No one can say how far Donald Trump will take his tariff arms race in the months ahead. Nor does Xi’s government know today how it might retaliate against the U.S. president’s policies.

Uncertainty abounds as a moment when China’s stimulus options are running thin. In recent weeks, Xi’s government rolled out tax cuts, corporate lending facilities and fresh infrastructure spending.

Weak lending activity has analysts buzzing about a People’s Bank of China rate cut, the first in three years.

But even the largest stimulus efforts face a diminishing returns problem. Over time, the GDP payoff from giant road, dam and bridge projects abates. Efforts to boost investment confront overcapacity. Monetary fuel enjoys less of a multiplier effect.

And before policymakers realize it, steps to pump life into industry end up creating corporate zombies. In China’s case, this potential corporate undead problem is encouraging bad behavior akin to the late 1990s.

The last aggressive Fed tightening cycle was in the mid-1990s. That put upward pressure on Asia’s currency pegs to the dollar. Suddenly, the region’s corporate debt binge left economies top-heavy with liabilities as export competitiveness evaporated. Devaluations led to an explosion of defaults.
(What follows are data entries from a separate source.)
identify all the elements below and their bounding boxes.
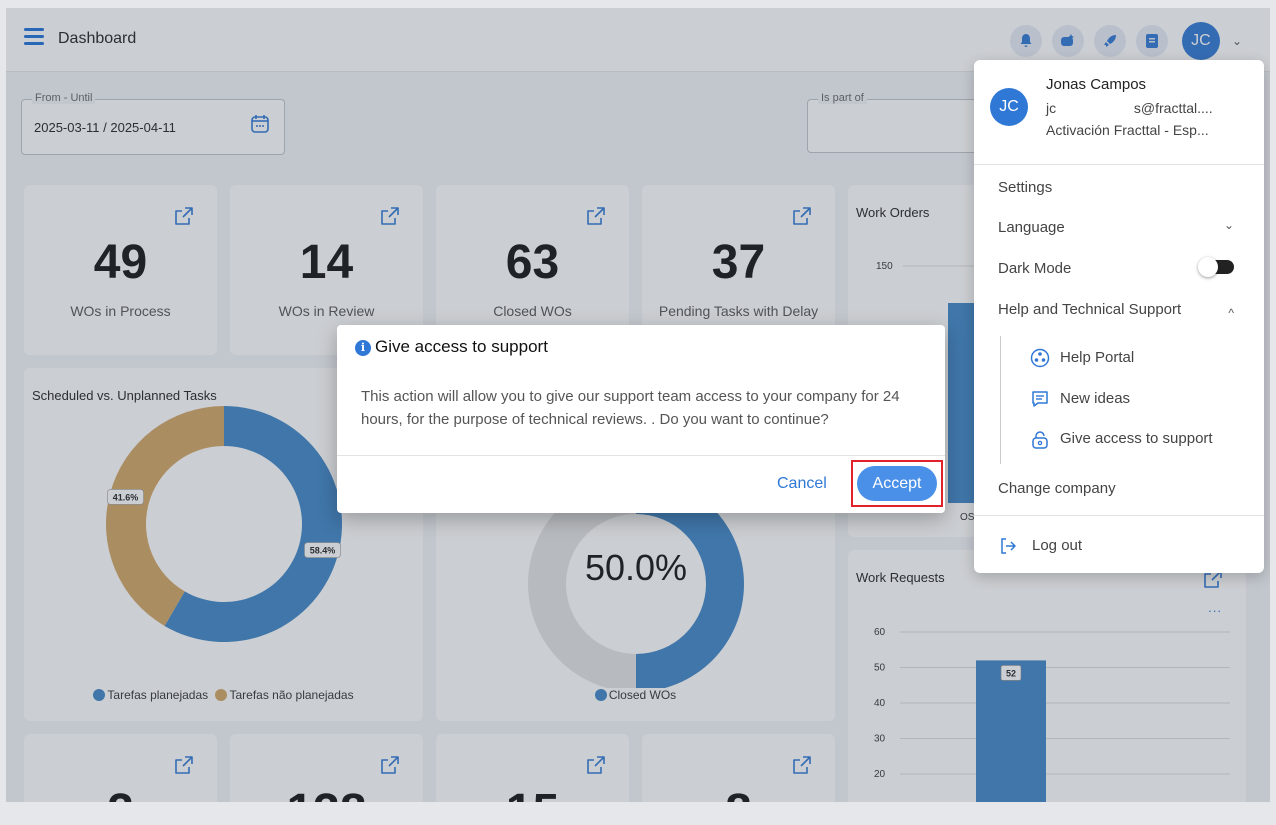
logout-icon xyxy=(1001,538,1016,554)
user-company: Activación Fracttal - Esp... xyxy=(1046,122,1209,138)
log-out-item[interactable]: Log out xyxy=(1032,537,1082,554)
info-icon: i xyxy=(355,340,371,356)
user-email: jc s@fracttal.... xyxy=(1046,100,1213,116)
change-company-item[interactable]: Change company xyxy=(998,480,1116,497)
avatar: JC xyxy=(990,88,1028,126)
divider xyxy=(974,164,1264,165)
dark-mode-item[interactable]: Dark Mode xyxy=(998,260,1071,277)
divider xyxy=(974,515,1264,516)
submenu-line xyxy=(1000,336,1001,464)
language-item[interactable]: Language xyxy=(998,219,1065,236)
lock-icon xyxy=(1032,431,1048,449)
user-email-start: jc xyxy=(1046,100,1057,116)
help-portal-item[interactable]: Help Portal xyxy=(1060,349,1134,366)
divider xyxy=(337,455,945,456)
help-portal-icon xyxy=(1030,348,1050,368)
user-name: Jonas Campos xyxy=(1046,76,1147,93)
new-ideas-icon xyxy=(1032,391,1048,407)
dark-mode-toggle[interactable] xyxy=(1198,257,1234,277)
user-menu: JC Jonas Campos jc s@fracttal.... Activa… xyxy=(974,60,1264,573)
app-frame: Dashboard JC ⌄ From - Until 2025-03-11 /… xyxy=(6,8,1270,802)
dialog-title: Give access to support xyxy=(375,337,548,356)
chevron-up-icon[interactable]: ^ xyxy=(1228,306,1234,320)
settings-item[interactable]: Settings xyxy=(998,179,1052,196)
give-access-item[interactable]: Give access to support xyxy=(1060,430,1213,447)
cancel-button[interactable]: Cancel xyxy=(777,475,827,493)
help-support-item[interactable]: Help and Technical Support xyxy=(998,301,1181,318)
chevron-down-icon[interactable]: ⌄ xyxy=(1224,218,1234,232)
new-ideas-item[interactable]: New ideas xyxy=(1060,390,1130,407)
toggle-knob xyxy=(1198,257,1218,277)
dialog-message: This action will allow you to give our s… xyxy=(361,388,900,428)
accept-button[interactable]: Accept xyxy=(857,466,937,501)
give-access-dialog: i Give access to support This action wil… xyxy=(337,325,945,513)
user-email-end: s@fracttal.... xyxy=(1133,100,1213,116)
China finds itself at a similar crossroads. Trump’s assault on the all-important export engine is threatening growth, profits and executives’ ability to make debt payments. The yuan’s 6.7% decline versus the dollar this year only heightens risks.

India and Indonesia, too. Central banks in Mumbai and Jakarta have busily hiked rates this year to stabilize cratering currencies. The rupee is down more than 9% this year and the rupiah has lost nearly 6%. These vulnerabilities slammed the Indian and Indonesian economies in 2013, and they are causing trouble anew.

Now, add fresh concerns about corporate debt pressures to Asia’s list of challenges. The bill may finally be coming due as the global economy approaches a highly uncertain 2019.

 

William Pesek is an award-winning Tokyo-based journalist and author of “Japanization: What the World Can Learn from Japan’s Lost Decades.” He was given the 2018 prize for excellence in opinion writing by the Society of Publishers in Asia, for his work for the Nikkei Asian Review.